Another soft plastic that comes to walleye anglers from the bass crowd is the soft jerkbait, a paddle-less minnow-profile bait, typically with a split tail. The category's icon is Zoom's trademarked Fluke, although there are a number of contenders.

Plastic Lures for Walleye Fishing

On recent MWC and NWT events on the Detroit River, Sprengel vacillated between a 4-inch Lunker City Fin-S Fish jerkbait and Berkley Ripple Shad paddletail, both of which eliminated the need for any livebait. "The Fin-S Fish is relatively thin, which gives it a unique action and it's packed with glitter. Seems like Detroit River fish just can't resist it, especially paired with blues and purples. Looks like a shiner."

He also fished 4- and 5-inch Fin-S Fish and Ripple Shads on custom, hand-poured 1/2- and 3/4-ounce jigheads with a larger 4/0 hook to accommodate the large profiles of both plastics. "I was snapjigging like you would in summer but it was April. I'd let the bait hit bottom and then pump it up a foot, foot and a half, then I'd pause it at the top and let it go back down to the bottom."

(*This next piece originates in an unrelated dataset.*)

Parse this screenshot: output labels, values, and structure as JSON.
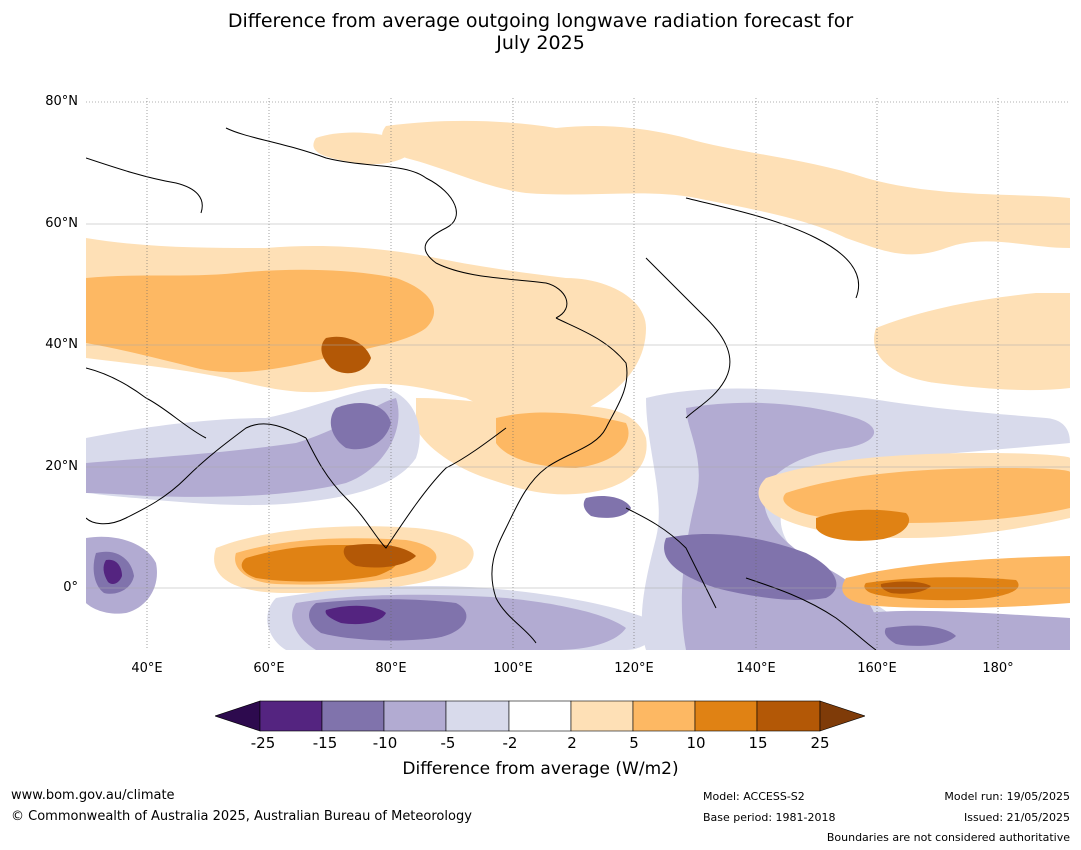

Brosdahl: "When you fish a fluke-style lure for walleyes it's rarely about ripping it. It's that lift, drop, lift, drop, just like jigging a live minnow. Especially on rivers, slipping the current and presenting one vertically looks like real food. Don't overwork it."

A SOFTER SLOW DEATH

Another overlooked application for minnow-profile soft plastics is on slowdeath rigs, a substitution born out of necessity as Skarlis fished a 2004 artificials-only tournament in Chamberlain, South Dakota.

"Gulp! had just been introduced and most of us were still having a hard time leaving our minnow buckets at the dock. We were losing a ton of jigs, so we switched to bottom bouncers and PowerBait Power Minnows and the bite lit up. Further refining it, I now take an Aberdeen-style hook and bend it into a boomerang shape and slide on a PowerBait Twitchtail Minnow. Or I take a #2 or #4 Daiichi octopus hook and thread the same bait two-thirds of the way through the body and up onto the hook so the bait is shaped like a boomerang or banana. The key is when you put it in the water it should spin. The big thing here is you avoid the nuisance species and having to re-bait all the time."

Similar story for Sprengel, who says minnow-profile softbaits out-fished live 'crawlers on slow-death rigs 10 to 1 at a recent tournament in Mobridge, South Dakota. "When the bite got slow, I tested live 'crawlers and missed a bunch of walleyes because they were tail-nipping. We boated every fish that hit the Twitchtail on the other rod because they'd eat the whole thing. The shape of a Twitchtail minnow is buoyant enough that you barely have to move it to get it to spin."

BREAKING FREE

Just as there are endless softbaits on tackle-shop shelves, there are countless ways to fish them. Most bring a dynamic alternative to passive meat soaking. Through experiments with bait profile, vibration, jigging cadence, and rigging, you become a puppeteer, dancing a deadbait to life.

Skarlis adapts a Ratt song lyric: "You have to wiggle and jiggle it to make the bite complete." Or, in some cases, don't wiggle or jiggle it at all. The payoff? Epic strikes and the satisfaction that you've outwitted a worthy adversary.

*Jim Edlund is an avid multispecies angler and freelance writer who's written for In-Fisherman publications for several years.